Download reference Doi:10.19044/esj.2016.v12n8p170
Despite a remarkable progress in the control and management of communicable diseases over the past century, the world is not better-off as the prevalence of Non-Communicable Diseases (NCD) is on the increase, both in developed and developing countries. The upsurge in NCD prevalence is attributable to risk factors both outside and within the control of individuals. One risk factor that has received less attention than it deserves is the social interactions variable.
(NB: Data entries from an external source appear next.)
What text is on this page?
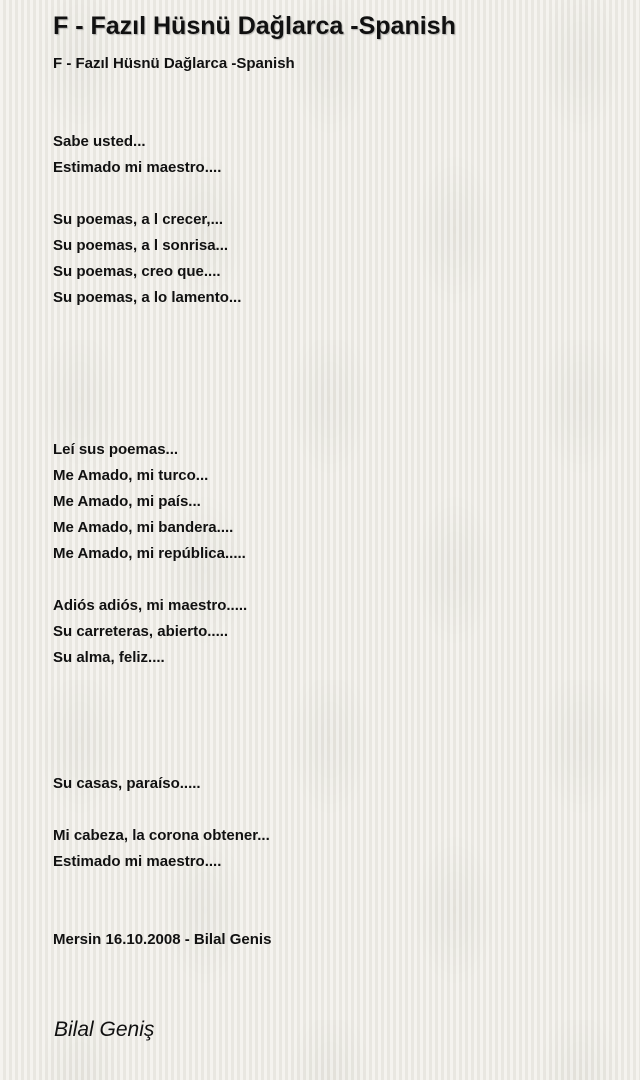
F - Fazıl Hüsnü Dağlarca -Spanish
F - Fazıl Hüsnü Dağlarca -Spanish

Sabe usted...

Estimado mi maestro....

Su poemas, a l crecer,...

Su poemas, a l sonrisa...

Su poemas, creo que....

Su poemas, a lo lamento...

Leí sus poemas...

Me Amado, mi turco...

Me Amado, mi país...

Me Amado, mi bandera....

Me Amado, mi república.....

Adiós adiós, mi maestro.....

Su carreteras, abierto.....

Su alma, feliz....

Su casas, paraíso.....

Mi cabeza, la corona obtener...

Estimado mi maestro....

Mersin 16.10.2008 - Bilal Genis

Bilal Geniş
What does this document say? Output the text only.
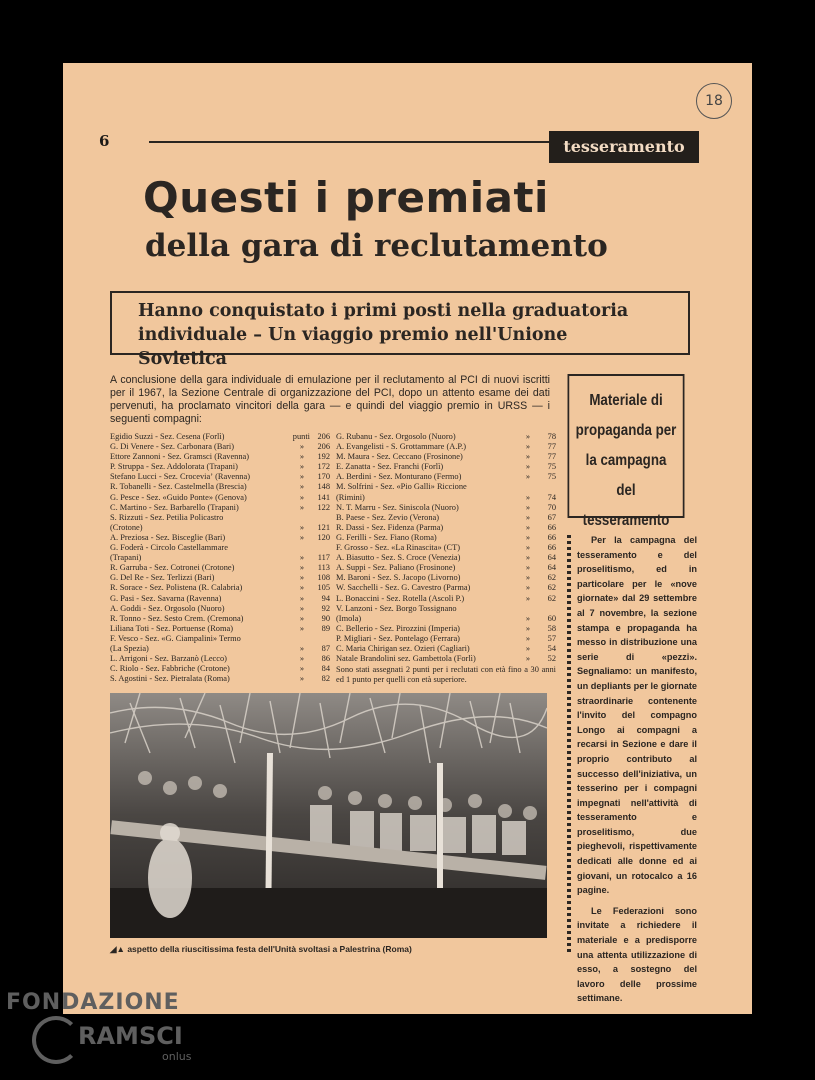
18
6	tesseramento
Questi i premiati
della gara di reclutamento
Hanno conquistato i primi posti nella graduatoria individuale – Un viaggio premio nell'Unione Sovietica
A conclusione della gara individuale di emulazione per il reclutamento al PCI di nuovi iscritti per il 1967, la Sezione Centrale di organizzazione del PCI, dopo un attento esame dei dati pervenuti, ha proclamato vincitori della gara — e quindi del viaggio premio in URSS — i seguenti compagni:
Egidio Suzzi - Sez. Cesena (Forlì)	punti 206
G. Di Venere - Sez. Carbonara (Bari)	»	206
Ettore Zannoni - Sez. Gramsci (Ravenna)	»	192
P. Struppa - Sez. Addolorata (Trapani)	»	172
Stefano Lucci - Sez. Croceviaʼ (Ravenna)	»	170
R. Tobanelli - Sez. Castelmella (Brescia)	»	148
G. Pesce - Sez. «Guido Ponte» (Genova)	»	141
C. Martino - Sez. Barbarello (Trapani)	»	122
S. Rizzuti - Sez. Petilia Policastro
(Crotone)	»	121
A. Preziosa - Sez. Bisceglie (Bari)	»	120
G. Foderà - Circolo Castellammare
(Trapani)	»	117
R. Garruba - Sez. Cotronei (Crotone)	»	113
G. Del Re - Sez. Terlizzi (Bari)	»	108
R. Sorace - Sez. Polistena (R. Calabria)	»	105
G. Pasi - Sez. Savarna (Ravenna)	»	94
A. Goddi - Sez. Orgosolo (Nuoro)	»	92
R. Tonno - Sez. Sesto Crem. (Cremona)	»	90
Liliana Toti - Sez. Portuense (Roma)	»	89
F. Vesco - Sez. «G. Ciampalini» Termo
(La Spezia)	»	87
L. Arrigoni - Sez. Barzanò (Lecco)	»	86
C. Riolo - Sez. Fabbriche (Crotone)	»	84
S. Agostini - Sez. Pietralata (Roma)	»	82
G. Rubanu - Sez. Orgosolo (Nuoro)	»	78
A. Evangelisti - S. Grottammare (A.P.)	»	77
M. Maura - Sez. Ceccano (Frosinone)	»	77
E. Zanatta - Sez. Franchi (Forlì)	»	75
A. Berdini - Sez. Monturano (Fermo)	»	75
M. Solfrini - Sez. «Pio Galli» Riccione
(Rimini)	»	74
N. T. Marru - Sez. Siniscola (Nuoro)	»	70
B. Paese - Sez. Zevio (Verona)	»	67
R. Dassi - Sez. Fidenza (Parma)	»	66
G. Ferilli - Sez. Fiano (Roma)	»	66
F. Grosso - Sez. «La Rinascita» (CT)	»	66
A. Biasutto - Sez. S. Croce (Venezia)	»	64
A. Suppi - Sez. Paliano (Frosinone)	»	64
M. Baroni - Sez. S. Jacopo (Livorno)	»	62
W. Sacchelli - Sez. G. Cavestro (Parma)	»	62
L. Bonaccini - Sez. Rotella (Ascoli P.)	»	62
V. Lanzoni - Sez. Borgo Tossignano
(Imola)	»	60
C. Bellerio - Sez. Pirozzini (Imperia)	»	58
P. Migliari - Sez. Pontelago (Ferrara)	»	57
C. Maria Chirigan sez. Ozieri (Cagliari)	»	54
Natale Brandolini sez. Gambettola (Forlì)	»	52
Sono stati assegnati 2 punti per i reclutati con età fino a 30 anni ed 1 punto per quelli con età superiore.
◢▲ aspetto della riuscitissima festa dell'Unità svoltasi a Palestrina (Roma)
Materiale di propaganda per la campagna del tesseramento

Per la campagna del tesseramento e del proselitismo, ed in particolare per le «nove giornate» dal 29 settembre al 7 novembre, la sezione stampa e propaganda ha messo in distribuzione una serie di «pezzi». Segnaliamo: un manifesto, un depliants per le giornate straordinarie contenente l'invito del compagno Longo ai compagni a recarsi in Sezione e dare il proprio contributo al successo dell'iniziativa, un tesserino per i compagni impegnati nell'attività di tesseramento e proselitismo, due pieghevoli, rispettivamente dedicati alle donne ed ai giovani, un rotocalco a 16 pagine.

Le Federazioni sono invitate a richiedere il materiale e a predisporre una attenta utilizzazione di esso, a sostegno del lavoro delle prossime settimane.

FONDAZIONE
RAMSCI
onlus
Social interactions are the established relationships among individuals, e.g., among peers or persons in the same circumstances. Interactions of persons in the same circumstances affect behavior because of the necessity for the individual to conform to established group norms or values. It is believed that NCD prevalence in Kenya is high in sections of the populations where social interactions among certain groups is intense, but little evidence exists in support of this supposition. This paper examines this assumption taking into account the endogeneity of behavior in a group setting .In particular, we estimate a binary probit model of an individual contracting a non-communicable disease, conditional on engaging in certain consumption behaviors that are malleable by peer or group pressure. The key finding from the estimation exercise is that variables that capture social interactions such as the village level means of drinking alcohol, consuming vegetables and fruits, and smoking cigarettes are significantly associated with the likelihood of getting an NCD. The policy implication of this finding is that NCD prevalence in Kenya can be reduced by implementing programs to change health behaviors within social groups.